To determine the final pressure of helium gas when the volume is reduced from 250 ml to 100 ml at a temperature of 45 °C, we can use the combined gas law equation, which relates the initial and final states of a gas sample:
(P1 * V1) / (T1 * n1) = (P2 * V2) / (T2 * n2)
Where: P1 and P2 are the initial and final pressures, respectively. V1 and V2 are the initial and final volumes, respectively. T1 and T2 are the initial and final temperatures in Kelvin, respectively. n1 and n2 represent the number of moles of gas and can be assumed to be constant.

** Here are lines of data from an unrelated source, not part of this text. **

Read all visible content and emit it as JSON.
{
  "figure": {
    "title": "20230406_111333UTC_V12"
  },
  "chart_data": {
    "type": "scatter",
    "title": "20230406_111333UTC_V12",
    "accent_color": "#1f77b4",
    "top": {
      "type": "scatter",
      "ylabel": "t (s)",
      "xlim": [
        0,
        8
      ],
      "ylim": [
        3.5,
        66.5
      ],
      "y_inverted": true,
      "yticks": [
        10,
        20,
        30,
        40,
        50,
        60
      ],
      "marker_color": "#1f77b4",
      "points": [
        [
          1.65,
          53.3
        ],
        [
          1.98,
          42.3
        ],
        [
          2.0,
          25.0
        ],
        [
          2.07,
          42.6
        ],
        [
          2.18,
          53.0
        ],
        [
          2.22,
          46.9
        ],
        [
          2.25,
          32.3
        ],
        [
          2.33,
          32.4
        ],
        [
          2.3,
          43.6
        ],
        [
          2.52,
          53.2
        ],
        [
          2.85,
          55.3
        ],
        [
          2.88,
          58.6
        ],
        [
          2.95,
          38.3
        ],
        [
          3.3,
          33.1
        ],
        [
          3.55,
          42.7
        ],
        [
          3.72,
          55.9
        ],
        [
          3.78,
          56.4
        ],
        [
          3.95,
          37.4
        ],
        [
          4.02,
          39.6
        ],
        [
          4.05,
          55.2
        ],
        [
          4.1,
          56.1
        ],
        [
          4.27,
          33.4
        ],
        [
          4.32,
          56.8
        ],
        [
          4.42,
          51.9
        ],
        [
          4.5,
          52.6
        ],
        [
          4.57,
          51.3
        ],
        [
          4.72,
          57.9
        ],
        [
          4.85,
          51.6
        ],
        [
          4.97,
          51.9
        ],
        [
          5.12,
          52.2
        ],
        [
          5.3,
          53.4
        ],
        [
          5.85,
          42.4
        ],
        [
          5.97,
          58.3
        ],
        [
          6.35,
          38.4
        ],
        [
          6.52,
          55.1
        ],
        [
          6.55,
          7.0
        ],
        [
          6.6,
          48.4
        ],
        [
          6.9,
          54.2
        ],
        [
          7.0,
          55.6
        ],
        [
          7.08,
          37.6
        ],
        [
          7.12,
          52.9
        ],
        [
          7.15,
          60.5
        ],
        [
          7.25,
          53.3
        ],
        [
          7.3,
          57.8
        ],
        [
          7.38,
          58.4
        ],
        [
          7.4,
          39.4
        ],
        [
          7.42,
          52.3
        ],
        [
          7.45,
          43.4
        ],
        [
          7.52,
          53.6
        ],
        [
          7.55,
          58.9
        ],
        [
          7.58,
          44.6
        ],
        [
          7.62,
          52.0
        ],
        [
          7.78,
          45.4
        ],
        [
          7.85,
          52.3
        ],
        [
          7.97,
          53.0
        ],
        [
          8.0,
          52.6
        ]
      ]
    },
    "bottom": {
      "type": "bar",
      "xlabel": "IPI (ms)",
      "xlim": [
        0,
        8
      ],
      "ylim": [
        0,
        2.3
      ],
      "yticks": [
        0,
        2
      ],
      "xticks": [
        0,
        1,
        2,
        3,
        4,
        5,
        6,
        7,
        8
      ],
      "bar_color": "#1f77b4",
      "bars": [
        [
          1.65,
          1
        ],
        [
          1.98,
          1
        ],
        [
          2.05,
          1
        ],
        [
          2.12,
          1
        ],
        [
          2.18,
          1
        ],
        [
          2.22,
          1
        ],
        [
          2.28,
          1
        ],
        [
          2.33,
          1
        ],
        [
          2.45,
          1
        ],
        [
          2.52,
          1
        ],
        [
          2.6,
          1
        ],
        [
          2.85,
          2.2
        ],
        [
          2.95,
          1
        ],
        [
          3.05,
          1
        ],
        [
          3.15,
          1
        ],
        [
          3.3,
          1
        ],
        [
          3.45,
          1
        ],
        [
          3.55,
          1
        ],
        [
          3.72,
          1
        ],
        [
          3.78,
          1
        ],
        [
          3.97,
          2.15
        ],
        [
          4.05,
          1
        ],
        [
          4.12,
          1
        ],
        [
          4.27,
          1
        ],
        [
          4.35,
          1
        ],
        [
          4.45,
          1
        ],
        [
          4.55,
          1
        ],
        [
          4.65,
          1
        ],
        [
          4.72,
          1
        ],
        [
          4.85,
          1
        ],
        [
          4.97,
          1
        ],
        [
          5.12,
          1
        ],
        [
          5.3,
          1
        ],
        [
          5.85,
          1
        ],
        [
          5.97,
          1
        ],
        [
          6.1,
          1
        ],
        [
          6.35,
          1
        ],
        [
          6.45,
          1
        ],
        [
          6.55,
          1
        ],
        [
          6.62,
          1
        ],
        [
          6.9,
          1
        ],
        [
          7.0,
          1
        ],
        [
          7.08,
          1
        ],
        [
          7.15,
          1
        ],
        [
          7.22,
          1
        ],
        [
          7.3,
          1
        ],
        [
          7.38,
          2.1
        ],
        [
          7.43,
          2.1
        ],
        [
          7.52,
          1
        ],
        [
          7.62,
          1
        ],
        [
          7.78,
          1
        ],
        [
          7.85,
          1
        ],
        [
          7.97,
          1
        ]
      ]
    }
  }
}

Given: V1 = 250 ml = 250 cm³ V2 = 100 ml = 100 cm³ T1 = 0 °C = 273.15 K (adding 273.15 to convert from Celsius to Kelvin) T2 = 45 °C = 45 + 273.15 = 318.15 K
Assuming the number of moles of gas remains constant, we can simplify the equation:
(P1 * V1) / T1 = (P2 * V2) / T2
Now, we can substitute the known values into the equation:
(1 atm * 250 cm³) / 273.15 K = (P2 * 100 cm³) / 318.15 K
Simplifying further:
P2 = (1 atm * 100 cm³ * 273.15 K) / (250 cm³ * 318.15 K)
P2 ≈ 0.270 atm
Therefore, the final pressure of helium gas, when the volume is reduced to 100 ml at a temperature of 45 °C, is approximately 0.270 atm.